Let us consider a game with two actors named A and B. Let we have the following pay-offs depending on the coalitions:
- (empty coalition) = $0$, (A) = $0$, (B) = $200$, (AB) = $300$.
The calculation shows that the Shapley value is (50, 250) and that the core consists of vectors $(x,300-x)$ for $0<x<100$.
I claim that any vector in the core satisfies the four conditions of the Shapley value:
efficiency: $x+(300-x)=300$,
symmetry: trivial, because there is no equivalent actors,
linearity: trivial, because there is only one game (more precisely, no other game is presented),
zero player: trivial, because there is no zero player.
So, any vector in the core is Shapley value. But Shapley's theorem says that the Shapley values is unique. Where is my mistake? Have I got a misunderstanding of the linearity condition?

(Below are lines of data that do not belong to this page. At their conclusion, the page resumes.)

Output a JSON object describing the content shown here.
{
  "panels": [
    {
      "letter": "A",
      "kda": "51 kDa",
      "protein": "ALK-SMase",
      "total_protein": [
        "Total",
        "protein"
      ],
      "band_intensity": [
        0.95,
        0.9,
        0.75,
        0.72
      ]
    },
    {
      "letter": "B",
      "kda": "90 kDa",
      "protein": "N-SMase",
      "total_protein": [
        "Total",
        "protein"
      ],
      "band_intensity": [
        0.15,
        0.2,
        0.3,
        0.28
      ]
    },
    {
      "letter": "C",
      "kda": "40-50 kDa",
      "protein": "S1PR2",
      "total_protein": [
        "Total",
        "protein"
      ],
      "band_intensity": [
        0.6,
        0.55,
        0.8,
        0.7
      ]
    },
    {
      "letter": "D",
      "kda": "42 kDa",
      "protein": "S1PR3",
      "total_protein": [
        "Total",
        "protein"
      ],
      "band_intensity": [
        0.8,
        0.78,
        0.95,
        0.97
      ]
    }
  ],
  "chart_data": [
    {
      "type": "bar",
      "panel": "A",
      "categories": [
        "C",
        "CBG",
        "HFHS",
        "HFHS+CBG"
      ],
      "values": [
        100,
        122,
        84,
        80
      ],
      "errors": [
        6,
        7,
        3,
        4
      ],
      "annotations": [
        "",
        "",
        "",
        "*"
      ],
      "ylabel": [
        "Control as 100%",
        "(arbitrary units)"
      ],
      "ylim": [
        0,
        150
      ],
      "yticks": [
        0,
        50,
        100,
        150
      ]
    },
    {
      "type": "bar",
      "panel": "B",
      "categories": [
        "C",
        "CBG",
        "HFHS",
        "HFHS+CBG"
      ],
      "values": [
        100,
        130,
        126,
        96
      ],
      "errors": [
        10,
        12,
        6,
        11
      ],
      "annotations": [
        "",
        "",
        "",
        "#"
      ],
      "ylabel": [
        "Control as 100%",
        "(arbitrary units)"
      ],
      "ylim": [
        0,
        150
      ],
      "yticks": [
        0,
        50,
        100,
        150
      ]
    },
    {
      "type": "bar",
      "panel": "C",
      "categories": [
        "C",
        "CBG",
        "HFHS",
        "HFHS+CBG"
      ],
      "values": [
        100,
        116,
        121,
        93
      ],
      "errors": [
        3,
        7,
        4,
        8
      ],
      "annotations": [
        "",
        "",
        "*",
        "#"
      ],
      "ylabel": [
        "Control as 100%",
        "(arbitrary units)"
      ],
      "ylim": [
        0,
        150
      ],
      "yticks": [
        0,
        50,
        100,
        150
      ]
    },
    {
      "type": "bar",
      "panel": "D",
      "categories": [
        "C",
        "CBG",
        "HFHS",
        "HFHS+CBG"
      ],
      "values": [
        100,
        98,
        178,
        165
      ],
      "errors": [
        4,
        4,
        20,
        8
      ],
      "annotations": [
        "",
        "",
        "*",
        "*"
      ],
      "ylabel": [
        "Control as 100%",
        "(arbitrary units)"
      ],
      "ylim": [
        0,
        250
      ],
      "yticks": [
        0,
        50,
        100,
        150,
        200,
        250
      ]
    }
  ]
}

Note first that linearity is not additivity. Additivity states that adding the solution of two games together produces the solution of the sum of these games. Stated more formally, it means that if we consider two arbitrary games $z$ and $w$, then
$$(*)\quad \phi(z+w) = \phi(z) + \phi(w) $$
must hold.
In terms of your example, this means that we can decompose, for instance, your game $v$ into a game $z=\{50,250,300\}$, and a game $w=\{-50,-50,0\}$. Adding both games reproduces the example $v=\{0,200,300\}$. Moreover, game $z$ has Shapley value $(50,250)$ whereas game $w$ has Shapley value $(0,0)$. However, you are right when you say that property $(*)$ will also be satisfied for the core when considering this particular decomposition of game $v$. But this property is not satisfied in general for the core. Finally, one ought to be very careful while concluding from an isolated case to its general.
Hence, uniqueness of the Shapley value is determined by the four axioms you have mentioned, but this is not the case for the core, which is not a value.